I think that Gatsby liked what Daisy represented probably a bit more than what she actually was. Daisy represented "the best" in Gatsby's mind. She was of old money with her marriage to Tom, had discernible taste which was of the best, and presented herself in a manner where she represented the upper echelon of social advancement and fashion. In the end, this is what appealed to Gatsby because it was so opposite of his own life as Jay Gatz. She was not middle class, not banal (from Gatsby's own perception), and not ordinary. Being in love with this vision of Daisy supplanted what she really was and proved to be the hollow foundation of his quest, proving futile in the end.
I would say that there are two major reasons for this. I would say that part of the attraction is simply love. Daisy is clearly an attractive woman, whether in Long Island or when she was younger in Louisville.
But perhaps the more important reason (so I'll say this is my choice for the principal reason) is that Daisy represents what Gatsby aspires to. She is a rich, high class person. Gatsby wants to be in that category. So, when her pursues her, he is showing that he wants to be a rich, high-class person. If she will accept him, then that shows that he has made it.

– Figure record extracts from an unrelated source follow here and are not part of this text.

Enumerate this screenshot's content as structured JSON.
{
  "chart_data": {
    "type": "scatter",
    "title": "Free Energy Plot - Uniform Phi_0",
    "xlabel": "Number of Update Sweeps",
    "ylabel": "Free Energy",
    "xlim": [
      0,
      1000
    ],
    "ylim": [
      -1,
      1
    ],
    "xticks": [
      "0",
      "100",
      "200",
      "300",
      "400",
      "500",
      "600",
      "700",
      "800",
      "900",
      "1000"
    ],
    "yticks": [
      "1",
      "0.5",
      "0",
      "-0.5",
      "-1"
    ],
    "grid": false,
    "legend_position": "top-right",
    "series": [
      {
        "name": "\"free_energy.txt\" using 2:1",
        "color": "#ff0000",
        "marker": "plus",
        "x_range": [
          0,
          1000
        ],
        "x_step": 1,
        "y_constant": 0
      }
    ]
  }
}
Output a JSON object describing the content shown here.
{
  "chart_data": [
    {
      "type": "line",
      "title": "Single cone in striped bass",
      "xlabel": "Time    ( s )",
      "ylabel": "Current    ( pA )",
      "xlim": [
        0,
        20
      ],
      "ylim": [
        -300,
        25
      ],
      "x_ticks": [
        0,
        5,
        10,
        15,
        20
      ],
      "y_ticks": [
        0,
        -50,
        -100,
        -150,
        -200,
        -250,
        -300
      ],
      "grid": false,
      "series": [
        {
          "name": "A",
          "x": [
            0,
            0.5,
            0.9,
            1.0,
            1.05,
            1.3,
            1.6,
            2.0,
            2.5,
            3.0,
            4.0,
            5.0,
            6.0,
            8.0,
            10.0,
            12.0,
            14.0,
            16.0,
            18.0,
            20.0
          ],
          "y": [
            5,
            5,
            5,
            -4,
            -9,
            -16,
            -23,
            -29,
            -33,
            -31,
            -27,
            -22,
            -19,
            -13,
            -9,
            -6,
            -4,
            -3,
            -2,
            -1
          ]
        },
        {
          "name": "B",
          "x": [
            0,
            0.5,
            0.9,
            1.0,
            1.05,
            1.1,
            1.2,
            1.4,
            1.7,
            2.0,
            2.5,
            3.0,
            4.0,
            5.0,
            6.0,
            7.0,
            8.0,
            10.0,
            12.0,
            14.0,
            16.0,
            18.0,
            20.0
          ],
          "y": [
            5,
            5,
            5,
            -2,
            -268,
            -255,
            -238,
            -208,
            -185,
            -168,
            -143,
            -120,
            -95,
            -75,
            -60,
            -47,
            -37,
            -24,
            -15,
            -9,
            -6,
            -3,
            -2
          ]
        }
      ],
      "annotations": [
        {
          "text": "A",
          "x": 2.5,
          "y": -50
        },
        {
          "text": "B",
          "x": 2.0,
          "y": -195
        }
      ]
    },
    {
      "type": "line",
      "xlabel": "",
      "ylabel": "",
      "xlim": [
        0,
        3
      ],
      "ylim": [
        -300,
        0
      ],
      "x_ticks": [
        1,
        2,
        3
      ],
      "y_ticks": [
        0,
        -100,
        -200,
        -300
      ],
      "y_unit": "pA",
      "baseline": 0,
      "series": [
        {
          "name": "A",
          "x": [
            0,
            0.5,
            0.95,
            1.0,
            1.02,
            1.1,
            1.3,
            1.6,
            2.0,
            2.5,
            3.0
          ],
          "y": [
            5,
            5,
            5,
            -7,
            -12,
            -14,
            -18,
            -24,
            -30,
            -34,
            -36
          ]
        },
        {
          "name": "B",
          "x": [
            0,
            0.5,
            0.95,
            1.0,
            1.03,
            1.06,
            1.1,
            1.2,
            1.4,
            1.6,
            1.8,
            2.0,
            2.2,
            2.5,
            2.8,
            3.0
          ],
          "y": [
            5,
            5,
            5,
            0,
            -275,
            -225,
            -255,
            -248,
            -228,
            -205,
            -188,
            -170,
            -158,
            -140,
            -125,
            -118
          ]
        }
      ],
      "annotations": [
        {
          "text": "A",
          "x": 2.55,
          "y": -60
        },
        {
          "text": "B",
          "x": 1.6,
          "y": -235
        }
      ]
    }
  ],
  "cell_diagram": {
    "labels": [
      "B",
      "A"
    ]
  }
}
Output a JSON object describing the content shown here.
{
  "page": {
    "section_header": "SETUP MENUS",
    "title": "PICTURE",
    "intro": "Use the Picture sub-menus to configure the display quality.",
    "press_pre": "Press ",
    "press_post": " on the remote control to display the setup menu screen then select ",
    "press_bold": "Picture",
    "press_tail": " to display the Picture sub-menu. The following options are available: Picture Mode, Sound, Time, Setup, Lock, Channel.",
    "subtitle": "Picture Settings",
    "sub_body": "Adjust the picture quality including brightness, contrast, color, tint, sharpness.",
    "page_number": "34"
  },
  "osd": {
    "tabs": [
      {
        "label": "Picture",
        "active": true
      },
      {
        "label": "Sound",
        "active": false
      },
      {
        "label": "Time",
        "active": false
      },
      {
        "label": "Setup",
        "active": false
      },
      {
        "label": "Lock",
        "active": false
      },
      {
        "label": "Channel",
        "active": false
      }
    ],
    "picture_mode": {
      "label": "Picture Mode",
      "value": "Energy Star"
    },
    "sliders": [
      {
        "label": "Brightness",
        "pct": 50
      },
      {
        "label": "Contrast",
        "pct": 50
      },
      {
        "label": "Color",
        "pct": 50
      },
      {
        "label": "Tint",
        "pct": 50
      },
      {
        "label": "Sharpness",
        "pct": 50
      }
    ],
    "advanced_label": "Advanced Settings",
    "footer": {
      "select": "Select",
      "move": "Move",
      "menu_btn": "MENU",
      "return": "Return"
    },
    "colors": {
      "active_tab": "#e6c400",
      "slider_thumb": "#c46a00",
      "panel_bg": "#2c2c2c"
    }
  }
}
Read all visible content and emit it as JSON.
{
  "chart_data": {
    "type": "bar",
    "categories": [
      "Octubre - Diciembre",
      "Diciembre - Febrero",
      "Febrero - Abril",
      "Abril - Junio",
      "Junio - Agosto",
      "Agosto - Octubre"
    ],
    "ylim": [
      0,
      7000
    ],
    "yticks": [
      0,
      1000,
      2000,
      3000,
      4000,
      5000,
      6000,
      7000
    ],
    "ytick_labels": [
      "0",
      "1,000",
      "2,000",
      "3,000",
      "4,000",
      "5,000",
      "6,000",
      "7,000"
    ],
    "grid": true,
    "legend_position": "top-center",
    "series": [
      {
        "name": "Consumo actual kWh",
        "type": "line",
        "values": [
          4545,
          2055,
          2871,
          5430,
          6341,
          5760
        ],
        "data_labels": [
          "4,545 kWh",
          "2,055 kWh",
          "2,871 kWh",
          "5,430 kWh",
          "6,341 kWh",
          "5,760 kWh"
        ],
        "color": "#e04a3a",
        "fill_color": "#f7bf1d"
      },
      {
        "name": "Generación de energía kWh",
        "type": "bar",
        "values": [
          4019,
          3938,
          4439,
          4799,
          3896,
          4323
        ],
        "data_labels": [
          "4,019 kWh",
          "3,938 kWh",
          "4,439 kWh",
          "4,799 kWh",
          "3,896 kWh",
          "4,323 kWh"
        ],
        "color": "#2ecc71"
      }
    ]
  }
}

I am wondering if he is attracted to her also as a part of the chase. She is what he can't have. Sometimes when we are told we can't have something we want it all the more.
When they were teens and had those magical moments together and then had to separate, he had received a taste for something he liked, he really liked. Being told no because of status meant there was potential because status is something that can change. He spied that hope and took advantage of it.
She was a challenge, she was hard to get. Gatsby liked that.